Mobiliser des experts Co-investissement possible avec des Business Angels et des Family Office (fonds d’investissement privés pour des familles). Partenariats avec des banques et compagnies d’assurance.
Créer de la confiance Validation du projet par la foule grâce à l’e-vote. Transparence requise de la part de l’entreprise sur sa stratégie et son plan de développement.
Conserver le contrôle Holding : société d’investissement réunissant la participation au capital des contributeurs. Dans ce cas, le représentant élu de la société holding (généralement un membre de la plateforme) est présent dans le comité stratégique ou conseil d’administration de la société financée, avec une participation minoritaire où à droits de vote limités. Les contributeurs ont droit à un gain potentiel proportionnel à la réussite du projet, et non à une part de la société.
Emission d’obligations qui ne donnent aucun droit de vote, car assimilées à une créance (dette). Emission de titres hybrides tels que les actions sans droit de vote, actions de préférence, OBSA (Obligations à Bons de Souscription d’Actions) et OCA (Obligations Convertibles en Actions).
Société Coopérative d’Intérêt Collectif (SCIC). Ce statut confère aux contributeurs un statut de sociétaire. Ainsi, quel que soit le montant de la contribution du sociétaire, le statut de coopérative offre une gouvernance démocratique et participative puisque reposant sur le principe « une personne, une voix ». Le poids des contributeurs peut être limité par la création d’un collège ayant moins de droits de vote.
Impliquer à la réussite du projet Création d’un club d’investisseurs, consulté sur les orientations de la société. Incitation des contributeurs à mobiliser ses compétences et celles de ses réseaux sociaux, étant donné que sa rémunération future est directement liée à la réussite du projet financé (intéressement indexé au chiffre d’affaires, EBITDA… et donc à la réussite du projet).
Espérance de plus-value à la sortie.
Organiser la sortie Pacte d’actionnaires comportant des clauses de sortie – conjointe ou non – permettant la cession forcée des actions de la foule.

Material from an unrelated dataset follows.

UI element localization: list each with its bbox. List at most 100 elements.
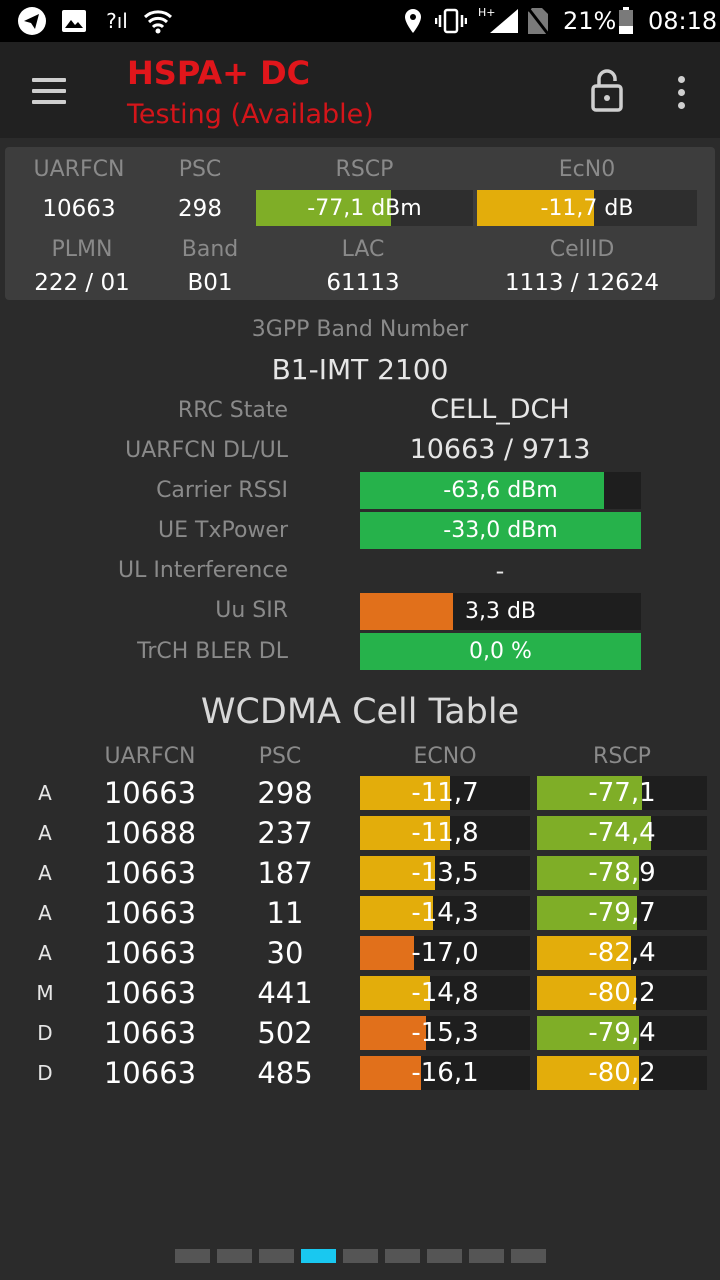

Pas de sortie à organiser, les versements s’achèvent automatiquement après une certaine durée ou l’atteinte d’un multiple défini. Une rupture anticipée est prévue dans les contrats.

 

Une gouvernance impactée par le choix du mode de financement

En faisant appel à un financement classique, la gouvernance de la “foule” peut être gérée de quatre manières différentes, pas forcément exclusives :

  • limiter la participation au capital,
  • regrouper les contributeurs dans une holding,
  • émettre des titres sans droit de vote,
  • pondérer le poids des contributeurs dans une SCIC.

Parmi les plateformes de financement orientées capital ayant adopté le modèle modèle traditionnel qualifié de private equity, certaines s’adressent à des experts-entrepreneurs-business angels (i.e. Smartangels), d’autres s’adossent à des banques (i.e. Proximéa) et un dernier groupe développe le co-investissement (i.e. MyNewstartUp et Wiseed).

Le financement sous forme de royalties, ou royalty crowdfunding, un modèle émergent en France, présente un double avantage :

  • réunir des investisseurs dont l’espérance de gain est indexés sur la performance réalisée sans diluer son capital,
  • instituer un mécanisme d’intéressement sur des indicateurs concrets, incitant  les contributeurs à participer activement à la réussite du projet.

Aujourd’hui, seules WE DO GOOD et MyPharmaCompany utilisent ce modèle de royalty crowdfunding (ou redevance) en France.

Au vu des modalités disponibles dans le financement participatif (capital, obligations, royalties, mais aussi contreparties et prêt), la gestion de la relation avec la foule est une question de choix. Il est donc important de bien évaluer le type de relations que l’on veut avoir avec ses contributeurs avant de se lancer dans ce type de démarche.